On the content built for each tool, the savings are real. headroom cuts grep and diff payloads a median of 54 percent, rtk cuts recognized shell output 33 to 99 percent, and caveman halves prose. But replayed over a 614M-token corpus of my own Claude sessions ($926 of spend), the same tools saved 2.8 percent, 0.5 percent, and 0.4 percent, 3.7 percent combined. Every turn re-sends the context at the cheap cache_read rate, and the bill is 42 percent cache_create and 29 percent output, the streams none of these tools touch.

The 3.7 percent comes from my own Claude Code history, so it is not a universal number. How much these tools save depends on your workload. Heavy shell and grep use gives rtk more to do, and repetitive structured tool-results give headroom more.

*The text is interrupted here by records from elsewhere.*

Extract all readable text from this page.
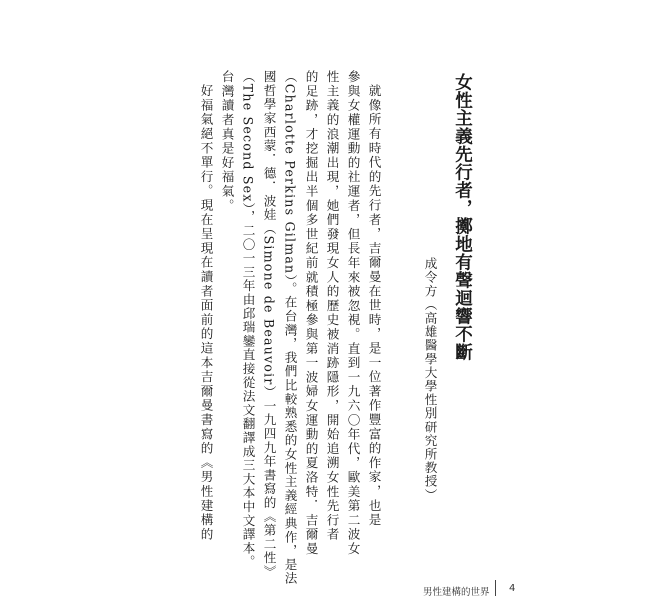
女性主義先行者，擲地有聲迴響不斷
成令方（高雄醫學大學性別研究所教授）
就像所有時代的先行者，吉爾曼在世時，是一位著作豐富的作家，也是
參與女權運動的社運者，但長年來被忽視。直到一九六〇年代，歐美第二波女
性主義的浪潮出現，她們發現女人的歷史被消跡隱形，開始追溯女性先行者
的足跡，才挖掘出半個多世紀前就積極參與第一波婦女運動的夏洛特．吉爾曼
（Charlotte Perkins Gilman）。在台灣，我們比較熟悉的女性主義經典作，是法
國哲學家西蒙．德．波娃（Simone de Beauvoir）一九四九年書寫的《第二性》
（The Second Sex），二〇一三年由邱瑞鑾直接從法文翻譯成三大本中文譯本。
台灣讀者真是好福氣。
好福氣絕不單行。現在呈現在讀者面前的這本吉爾曼書寫的《男性建構的
男性建構的世界 4
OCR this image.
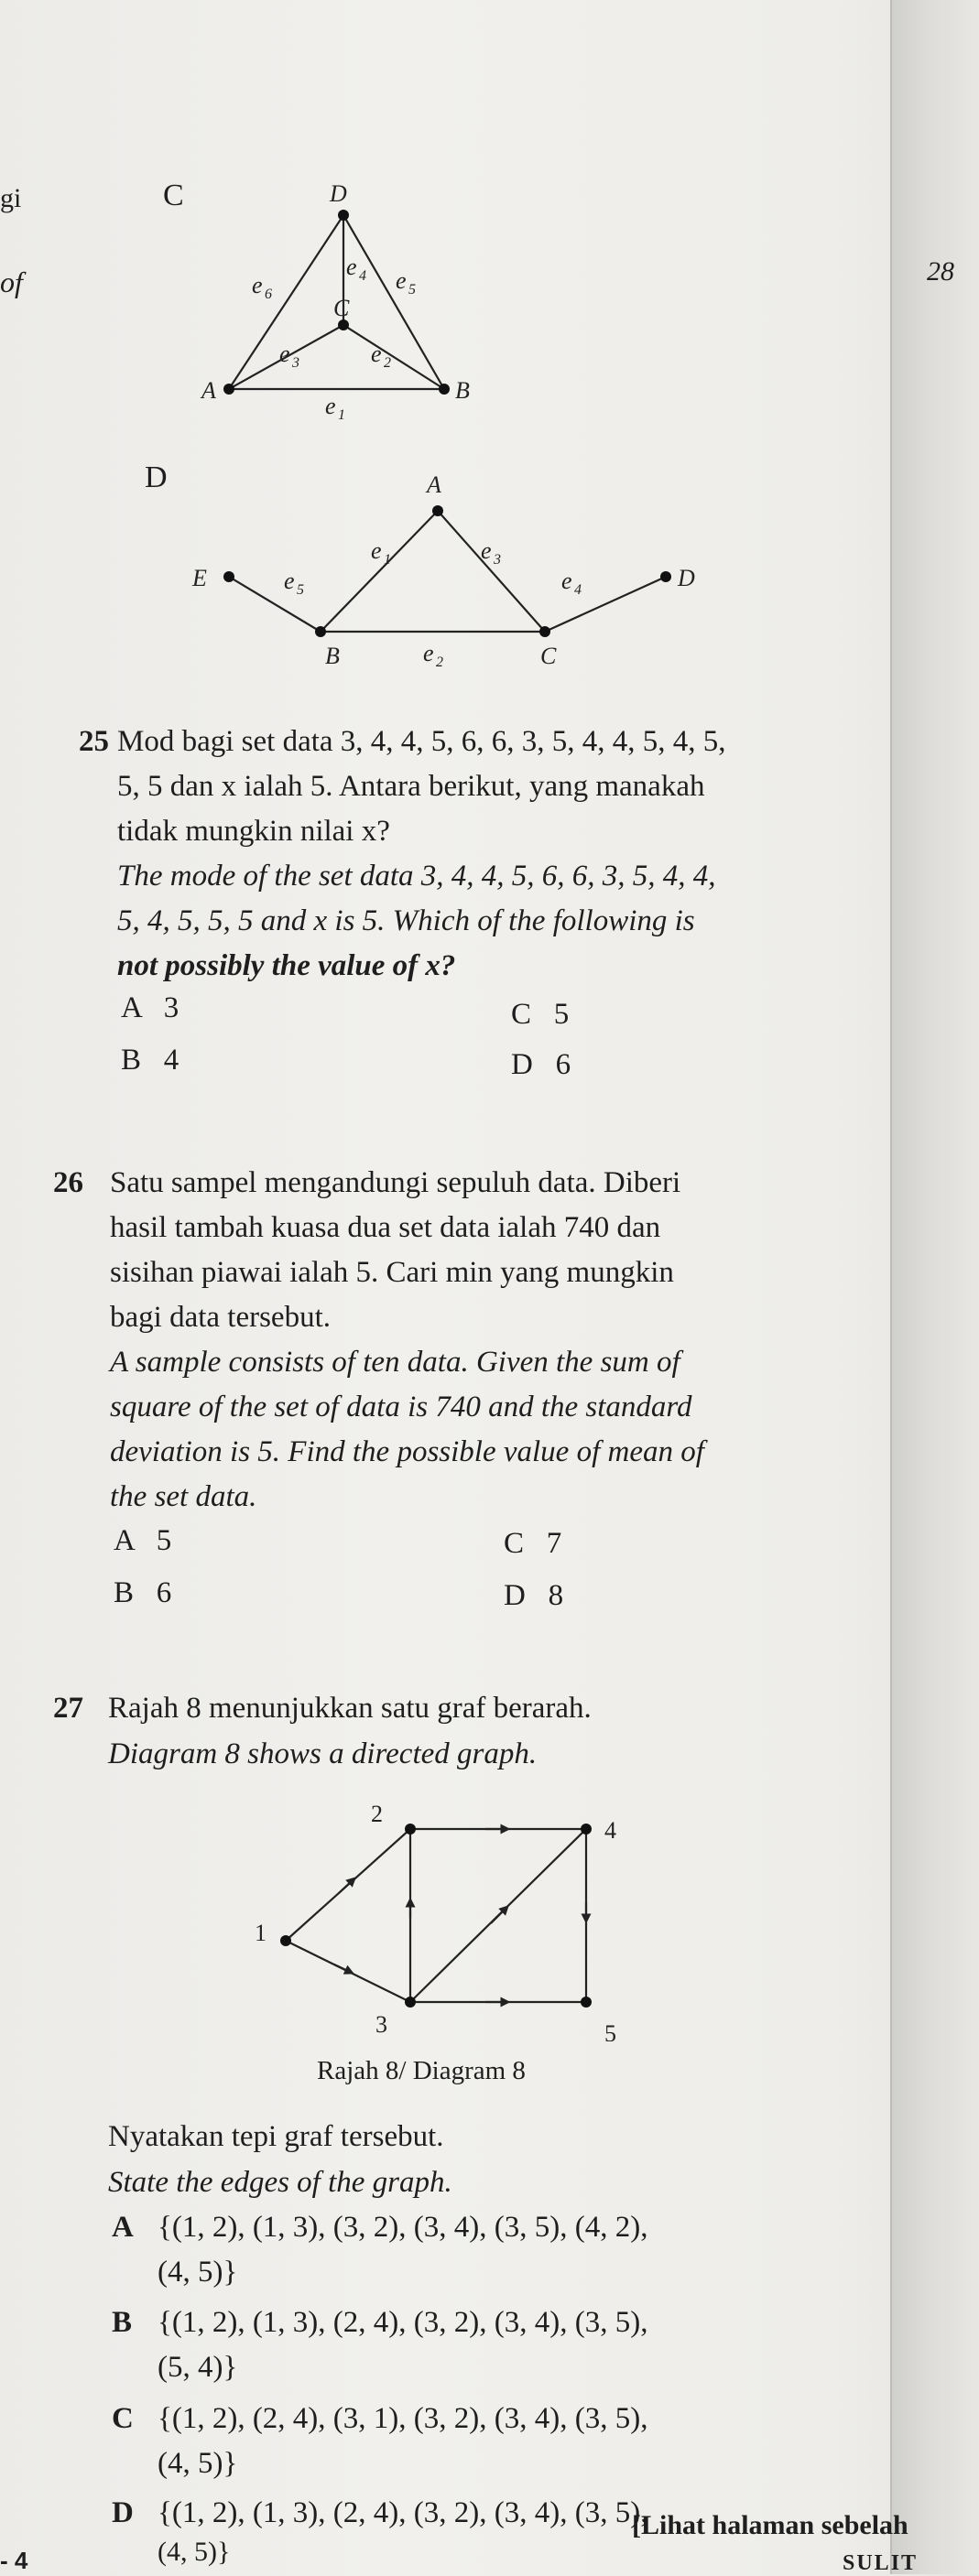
gi
of	28
C	D
A	B
C
e 6
e 4 e 5
e 3	e 2
e 1
D	A
E	D
B	C
e 1	e 3
e 5	e 4
e 2
25 Mod bagi set data 3, 4, 4, 5, 6, 6, 3, 5, 4, 4, 5, 4, 5,
5, 5 dan x ialah 5. Antara berikut, yang manakah
tidak mungkin nilai x?
The mode of the set data 3, 4, 4, 5, 6, 6, 3, 5, 4, 4,
5, 4, 5, 5, 5 and x is 5. Which of the following is
not possibly the value of x?
A   3	C   5
B   4	D   6
26 Satu sampel mengandungi sepuluh data. Diberi
hasil tambah kuasa dua set data ialah 740 dan
sisihan piawai ialah 5. Cari min yang mungkin
bagi data tersebut.
A sample consists of ten data. Given the sum of
square of the set of data is 740 and the standard
deviation is 5. Find the possible value of mean of
the set data.
A   5	C   7
B   6	D   8
27 Rajah 8 menunjukkan satu graf berarah.
Diagram 8 shows a directed graph.
1
2
4
3	5
Rajah 8/ Diagram 8
Nyatakan tepi graf tersebut.
State the edges of the graph.
A {(1, 2), (1, 3), (3, 2), (3, 4), (3, 5), (4, 2),
(4, 5)}
B {(1, 2), (1, 3), (2, 4), (3, 2), (3, 4), (3, 5),
(5, 4)}
C {(1, 2), (2, 4), (3, 1), (3, 2), (3, 4), (3, 5),
(4, 5)}
D {(1, 2), (1, 3), (2, 4), (3, 2), (3, 4), (3, 5),
(4, 5)}
- 4
[Lihat halaman sebelah
SULIT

The trade-off to weigh is a potential future security risk. All three are local-first today, but each reads your code, prompts, and command output, and a single compromised release could turn that access against you. A bad headroom sees full prompts, responses, and your API key. A bad rtk runs arbitrary commands through its shell hook, and a bad caveman runs node code on every message. Before adding these tools, you should decide whether a small saving is worth giving all three that access and trust.